Святая Літва мая, край наш, айчына!
То жоўты пясок, то лугоў зеляніна…
Няма ў нас такіх ні нябёсаў, ні сонца,
Як недзе ў краінах гельветаў, аўзонцаў,
Дзе рай на зямлі, дзе арыкі — як дзіва,
Дзе вечназялёныя мірт і аліва,
Дзе горы — пад неба, не нашы Панары,
Дзе ў кветках раскошных пад сонцам абшары.

Здесь надо сказать открыто, что Литва — и у Мицкевича, и у Сырокомли совсем не тождественна современной Беларуси, как думают многие. Это историческая Литва, по Неману и Вилии «от истоков до устья» — то есть современная Литовская Республика и Северо-Западная Беларусь, так называемая «Вейшнория».

Слуцк как центр уезда, где он родился. Город, где учился и вступил в самостоятельную жизнь. Минск, как столица его родной «провинции» (куда, в частности, ездил по загранпаспорту). Эти города так же близки его сердцу, как столичный Вильнюс, Каунас и Тракай.

Смольгово (ныне Любанский район, Сырокомля — земляк современной писательницы Светланы Курс) — место рождения Людвика Кондратовича, на рисунке Наполеона Орды. Сейчас место бывшего фольварка трудно отыскать точно, а школьный музей Сырокомли, вместе с самой школой, закрылся в 2021 году. Весь район обезлюдел. Фото Wikimedia Commons

Смольгово (ныне Любанский район, Сырокомля — земляк современной писательницы Светланы Курс) — место рождения Людвика Кондратовича, на рисунке Наполеона Орды. Сейчас место бывшего фольварка трудно отыскать точно, а школьный музей Сырокомли, вместе с самой школой, закрылся в 2021 году. Весь район обезлюдел. Фото Wikimedia Commons

Дальше на восток за Минск и Слуцк поэт никогда не бывал, не заглядывало туда и его поэтическое воображение. Ему хватало материала для рефлексии и дома. Этот край он знал, любил и понимал, и готов был познавать и осмысливать в своем творчестве бесконечно.

Чужими и неизвестными, в отличие от Мицкевича, были для Сырокомли обе российские столицы.

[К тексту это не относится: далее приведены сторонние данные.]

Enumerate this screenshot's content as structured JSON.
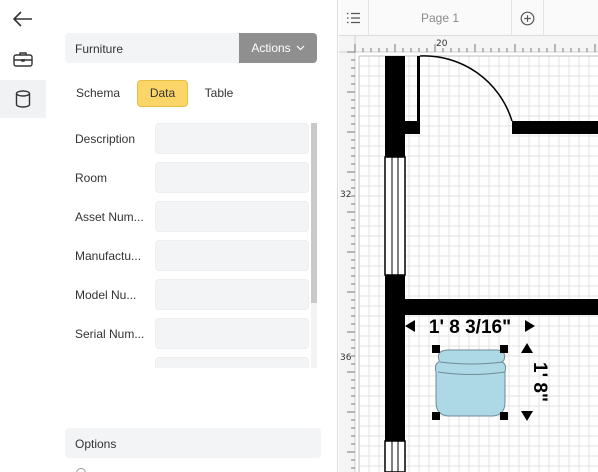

На западе Европы в это время полным ходом формировались модерные, буржуазные нации, технический прогресс стремительно изменял быт, активно писали Диккенс, Гюго, Бальзак, Андерсен, а в закованной льдом Российской империи жандармы не оставляли шансов на демократические перемены. В Сырокомле, что особенно видно при его сопоставлении с Мицкевичем, рождается близкое нам сегодня мироощущение реалистичности и трагизма всего, что происходит вокруг.

В этом заключается общая элегическая тональность его поэзии.

Владислав Сырокомля. Портрет Адама Шемеша, Wikimedia Commons

Владислав Сырокомля. Портрет Адама Шемеша, Wikimedia Commons

Заслуга Сырокомли перед белорусским языком — огромная, хотя он написал на нем только одно стихотворение. (Ну, может быть, два — об этом скажу в конце статьи.) Зато какое! 25-летним поэт создал «Добрыя весці». Это был 1848 год, по Европе прокатилась волна национально-демократических революций. Позже в историю они войдут под названием «Весна народов». И в этом абсолютно шедевральном стихотворении первый раз по-белорусски прозвучала программа построения всесословного, буржуазно-демократического, Национального общества:

I панская дзецка, і хамская юха
3 аднэй кватэркі папіваюць мёд:
I прысягнулі навек, да абуха,
Быць сабе вольны і роўны народ.

Мужык і шляхціц засядзе на лаве,
Каб весці раду а сваей зямлі.
Як трэба думаць а грамадскай справе,
На адно мейсца, як браты прыйшлі —

А як урадзім вайну на грамадзе,
Бараніць дзеткі, і зямлю, і дом,
Мужык і шляхціц на каня усядзе
Касіць касою, рубаць тапаром!

Есть шаблон, согласно которому создаются нации европейского типа. Его можно в некоторой степени модифицировать, но нельзя кардинально видоизменить. Иначе получится не нация, а что-то другое. Основное в этом шаблоне — то, что права и знания бывшей «панской» элиты, которые она накапливала много веков только для себя, перестают быть их монополией и хотя бы формально становятся доступными всем. Так этика и мифология господ становится основой для построения соответствующих общенациональных — надсословных культур. Все становятся господами, в смысле права и этики.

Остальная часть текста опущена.